Owen was great – he literally carried the film on his shoulders. He’s shot a lot of documentaries and I responded to how he handled naturally lit environments – I really wanted our film to feel organic. I sent Owen a laundry list of films that I responded to in terms of cinematography and texture – like Michael Winterbottom’s A Summer in Genoa and Drake Doremus’s Like Crazy – that weren’t necessarily horror films. He sent me Mizoguchi’s Ugetsu and Apichatpong Weerasethakul’s Uncle Boonmee Who Can Recall His Past Lives as some films he wanted to bring into The Beach House. The horror references were understood so we were looking to movies that weren’t necessarily horror to bring their elements into our film.
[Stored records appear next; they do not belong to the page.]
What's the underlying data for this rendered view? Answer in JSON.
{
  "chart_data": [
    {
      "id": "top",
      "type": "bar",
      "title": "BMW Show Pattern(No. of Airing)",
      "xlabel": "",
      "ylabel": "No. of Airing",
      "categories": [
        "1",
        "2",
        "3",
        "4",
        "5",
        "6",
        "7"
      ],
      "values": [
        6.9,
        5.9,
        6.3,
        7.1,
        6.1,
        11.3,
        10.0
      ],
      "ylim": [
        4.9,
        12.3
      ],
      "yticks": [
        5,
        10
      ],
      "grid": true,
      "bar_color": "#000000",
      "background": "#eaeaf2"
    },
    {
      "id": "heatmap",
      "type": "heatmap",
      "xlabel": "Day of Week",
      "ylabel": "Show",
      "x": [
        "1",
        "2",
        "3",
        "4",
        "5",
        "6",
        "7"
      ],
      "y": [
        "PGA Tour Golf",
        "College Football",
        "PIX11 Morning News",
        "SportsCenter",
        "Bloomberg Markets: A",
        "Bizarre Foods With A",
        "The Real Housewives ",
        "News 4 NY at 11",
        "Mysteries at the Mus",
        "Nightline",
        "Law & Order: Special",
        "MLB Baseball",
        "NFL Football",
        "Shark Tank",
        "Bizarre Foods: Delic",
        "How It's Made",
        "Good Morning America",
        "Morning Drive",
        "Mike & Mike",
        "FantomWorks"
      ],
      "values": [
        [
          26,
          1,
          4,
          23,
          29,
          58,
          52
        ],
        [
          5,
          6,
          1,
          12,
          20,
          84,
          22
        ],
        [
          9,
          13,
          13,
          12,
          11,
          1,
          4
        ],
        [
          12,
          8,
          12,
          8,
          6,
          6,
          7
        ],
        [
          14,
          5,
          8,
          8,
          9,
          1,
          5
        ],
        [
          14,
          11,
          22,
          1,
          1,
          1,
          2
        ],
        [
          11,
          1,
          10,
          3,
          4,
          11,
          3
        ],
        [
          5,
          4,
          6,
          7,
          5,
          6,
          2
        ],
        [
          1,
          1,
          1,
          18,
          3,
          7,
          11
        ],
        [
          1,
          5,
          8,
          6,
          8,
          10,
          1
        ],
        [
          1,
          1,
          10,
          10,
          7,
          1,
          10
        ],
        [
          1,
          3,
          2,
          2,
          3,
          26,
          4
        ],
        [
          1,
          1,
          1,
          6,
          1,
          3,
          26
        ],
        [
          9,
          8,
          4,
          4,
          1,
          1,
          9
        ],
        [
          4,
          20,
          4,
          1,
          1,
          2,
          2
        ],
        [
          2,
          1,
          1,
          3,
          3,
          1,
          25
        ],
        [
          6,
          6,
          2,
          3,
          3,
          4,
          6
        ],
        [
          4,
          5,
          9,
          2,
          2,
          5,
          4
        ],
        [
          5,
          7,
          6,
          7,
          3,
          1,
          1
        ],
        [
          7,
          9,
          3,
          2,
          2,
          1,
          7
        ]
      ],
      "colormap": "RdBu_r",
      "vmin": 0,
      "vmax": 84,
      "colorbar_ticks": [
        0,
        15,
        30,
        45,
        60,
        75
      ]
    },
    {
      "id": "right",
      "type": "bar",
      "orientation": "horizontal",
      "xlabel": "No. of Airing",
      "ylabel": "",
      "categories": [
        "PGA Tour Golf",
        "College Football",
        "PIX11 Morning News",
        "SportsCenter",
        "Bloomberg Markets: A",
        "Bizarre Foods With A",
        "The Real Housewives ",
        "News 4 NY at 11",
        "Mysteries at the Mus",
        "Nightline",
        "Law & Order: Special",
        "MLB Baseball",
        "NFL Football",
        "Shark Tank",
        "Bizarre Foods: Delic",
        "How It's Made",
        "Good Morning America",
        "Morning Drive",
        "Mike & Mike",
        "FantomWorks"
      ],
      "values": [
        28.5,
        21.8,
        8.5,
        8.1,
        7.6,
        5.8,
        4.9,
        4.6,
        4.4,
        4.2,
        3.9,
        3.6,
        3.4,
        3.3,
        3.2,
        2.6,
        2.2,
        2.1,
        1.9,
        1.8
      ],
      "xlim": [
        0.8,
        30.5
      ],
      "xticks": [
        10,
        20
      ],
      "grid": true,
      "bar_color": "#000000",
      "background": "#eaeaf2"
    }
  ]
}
And we went to see the band Sunn O))) play in Queens – they use a lot of fog!
What role did VFX play in the production of The Beach House?
After about the 2nd day of shooting, there were VFX elements on basically every day of production – from smoke machines, slimy water, bioluminescence then getting into blood and gore, and creepy crawly things. There’s a ton of FX in the movie. We did wind up using some CG to blend some of the FX but everything was initially shot practically.
We had a small crew so when we got into the more involved FX, it would be all-hands-on-deck – our production designer Paul Rice, makeup artist Jennifer Suarez, and FX makeup Pete Gerner would all be working together to mess up Noah and Liana, who were absolute super troopers throughout the movie.
How did you find the post-production process with Editor Aaron Crozier? What's your favorite edited scene in the film?
I’d actually met Aaron years ago – we both have an on-set production background and he had AD’d a mutual friend of our’s feature. We are both midwestern transplants who’d worked in NYC independent films for years so we have many friends in common. I really learned a lot from Aaron, primarily about the relationship between script, shoot, and edit – that’s really the learning curve you hit on your first feature because as a writer you’re not quite sure what the audience needs in terms of information until you start cutting it together. After we were done editing, I went back and rewrote three of my old scripts with what I learned from Aaron in mind.
Well, the foot scene really came together. It’s the one that audiences respond to! Even when we were shooting it, the producers were like “this looks amazing.” I felt that that sequence and another one where Emily goes to sleep came together quickly in the edit.
Which films/directors have influenced you as a filmmaker and your film, The Beach House? What are some of your favorite movies from the past decade?
I kind of divide my influences into two different categories - as a film-watcher and then as a filmmaker. I’m very fortunate to come from a production background and have been able to work for many really inspiring filmmakers: Tony Scott, Jean-Marc Vallee, Jim Jarmusch, Ryan Fleck & Anna Boden, Zal Batmanglij, Craig Zobel. The company Indigent (who made Pieces of April and Tadpole), and the movies The Celebration, Gummo, George Washington, and Donnie Darko all hit me around the same time and are very important to me.
For The Beach House: Shivers, The Brood, Rabid, Invasion of the Body Snatchers (1956, 1978, 1993), Alien, The Thing (Carpenter), The Fly (Cronenberg), The Quatermass Experiment, Quatermass & the Pit, Prince of Darkness, Upstream Color, Vampyr, Empire of the Sun, Creepshow 2, Xtro, Like Crazy, A Summer in Genoa, Red Desert, and See the Sea.
My favorites of the last decade: The Babadook, The Love Witch, Mandy, Us, Insidious, Green Room, Blue Ruin, The Skin I Live In, The Duke of Burgundy, Aniara, Upstream Color, Coherence, Starfish, The Platform, Mustang, and Moneyball.